3. Refine the customer experience. When customers are on your site, make it easy for shoppers to find the goods they want. Streamline your back-end and checkout processes to ensure a smooth experience — after all, you want people to browse, search, buy, return and refer. 

It’s also important for traditional retailers to embrace multichannel (or integrated) marketing. Online and offline shopping experiences have to blend seamlessly. E-commerce sites must be responsive by effortlessly adapting to the screen and context of use. This also means they have to be finger-friendly — no small buttons or aggravating payment screens. 

Flat design (no shadows or 3-D effects) with big product graphics and interesting fonts — all loading quickly without fail — are now expected by online shoppers and will help prevent abandoned shopping carts and frustrated click-aways. 
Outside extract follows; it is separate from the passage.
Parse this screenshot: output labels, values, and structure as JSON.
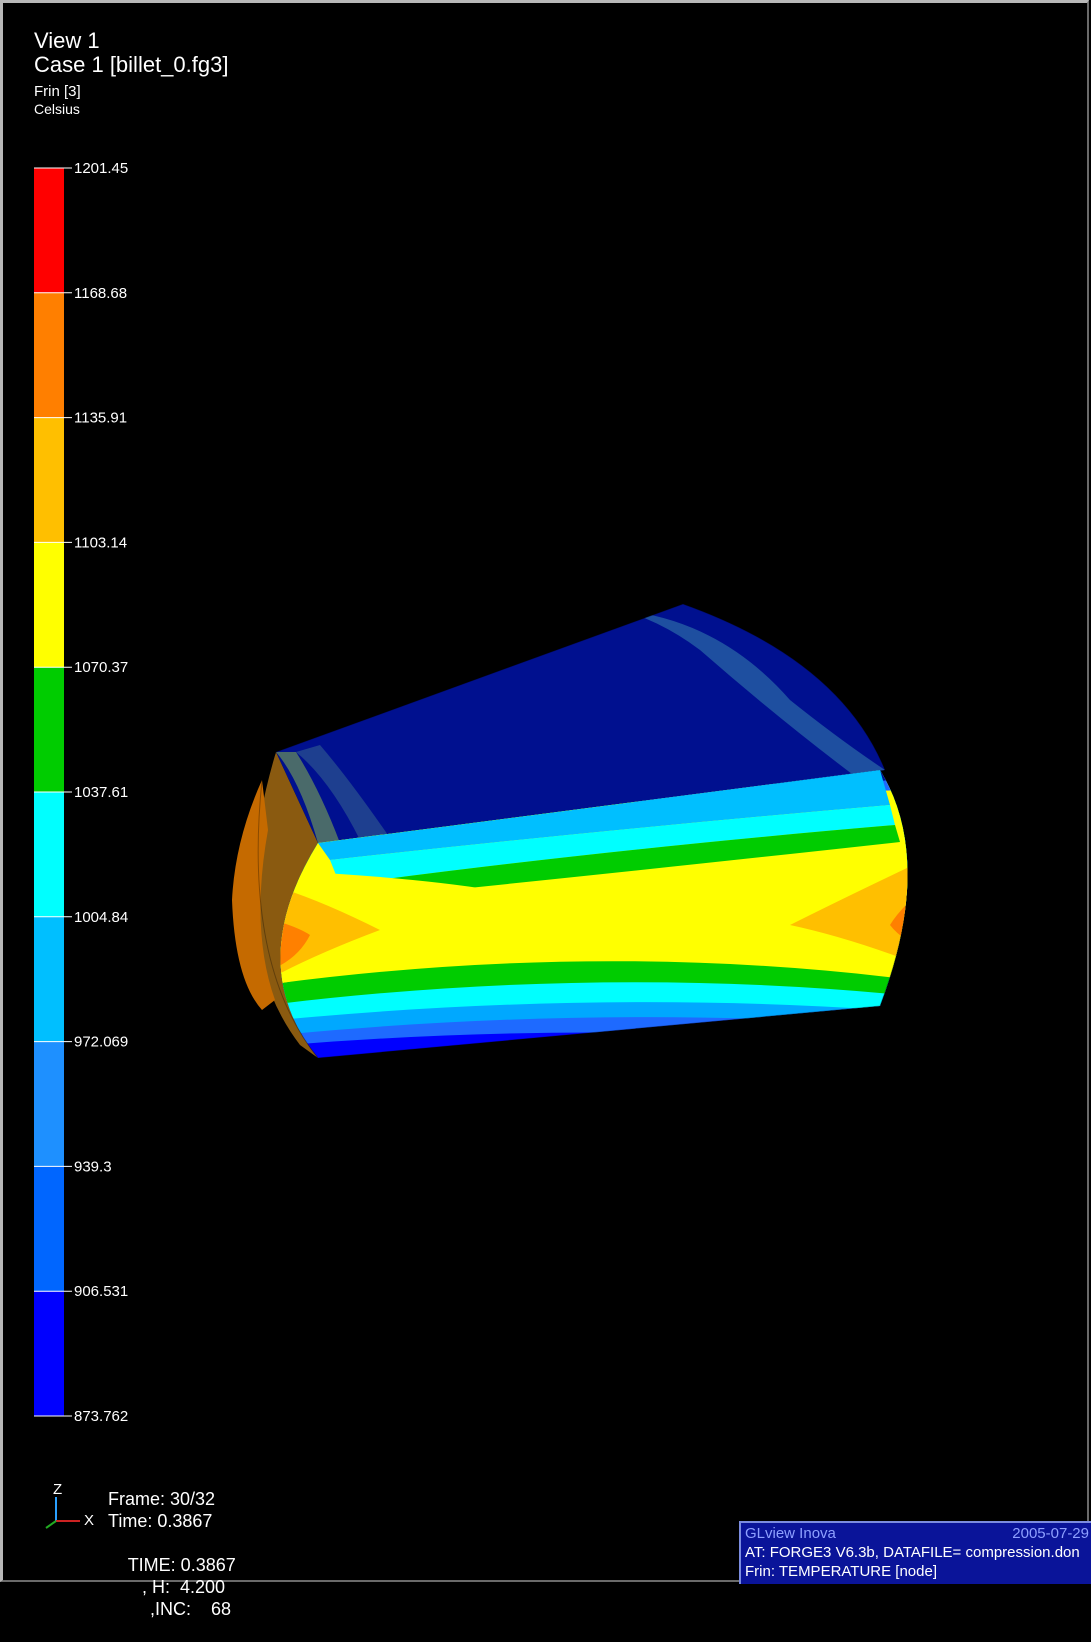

Businesses that plan to compete for today’s savvy shoppers not only have to optimize their front end but also have to streamline their back-end processes and business models to reach maximum capital efficiency. The successful new generation of e-tailers has found that keeping suppliers happy, reducing or eliminating inventory management and connecting customers directly with manufacturers can produce compelling results. 

Deepak Agarwal is founder and CEO of NoMoreRack, an online shopping destination for quality, trendy, branded and unbranded, in-demand goods at prices from 50-80 percent off retail. Founded in 2011, the company received $40 million in Series B Round funding in Oct. 2013 and $12 million in Series A funding in Nov. 2012.